Remindo-support-test

Handleidingen

Terug

Toetsmatrijs: kopiëren

Je kunt een exacte kopie van de toetsmatrijs maken, wanneer je bijvoorbeeld vergeten bent de juiste toetssoort in te stellen. Door een kopie van de toetsmatrijs te maken, kun je de toetssoort opnieuw instellen. Hieronder wordt uitgelegd hoe je een exacte kopie van een toetsmatrijs maakt.

  • Stap 1

    • Log in op de beheeromgeving.
    • Klik in het scherm van de toetsmatrijs die je wilt kopiëren op het tabblad Inhoud.
    • Klik onder het rode tabblad Regels op ‘Variant toevoegen’. Het scherm ‘Variant toevoegen’ opent (zie screenshot).

  • Stap 2

    • Geef bij ‘Toetsmatrijsinstellingen’ de exacte kopie (dat is één van de varianten) een herkenbare nieuwe naam.
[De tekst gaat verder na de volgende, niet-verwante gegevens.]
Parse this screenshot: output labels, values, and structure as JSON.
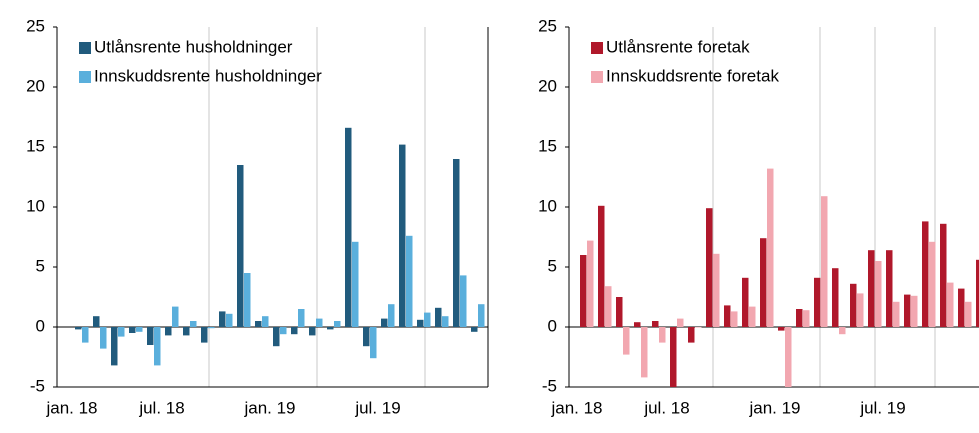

Doe dit onder naam (en codering), afhankelijk van de manier waarop je de naamgeving doet. Aan het veld ‘Naam’ voegt Remindo zelf het woord ‘Variant’ toe (zie rode vierkant).
    • Kies bij ‘Variantinstellingen’ onder ‘Actie’ de optie: Maak een volledige kopie van alle instellingen en regels (zie groene vierkant). Klik op Opslaan.
    • Er wordt nu een volledige kopie aangemaakt, wat wil zeggen: de inhoud, opbouw en instellingen van de toetsmatrijs zijn volledig en exact gekopieerd. Er kunnen vervolgens wel weer wijzigingen worden aangebracht.

  • Remindo geeft aan alle varianten het woord ‘variant’ in het naamveld mee. Dit maakt de herkenning van de variant lastig. Het kan handig zijn het woord ‘volledige kopie (term in Remindo) of exacte kopie (term op supportsite)’ mee te geven aan de naam van de variant

    • Als je een variant toevoegt, wanneer de originele toetsmatrijs nog niet is opgeslagen, dan geeft Remindo de melding ‘De niet opgeslagen versie wordt gekopieerd’.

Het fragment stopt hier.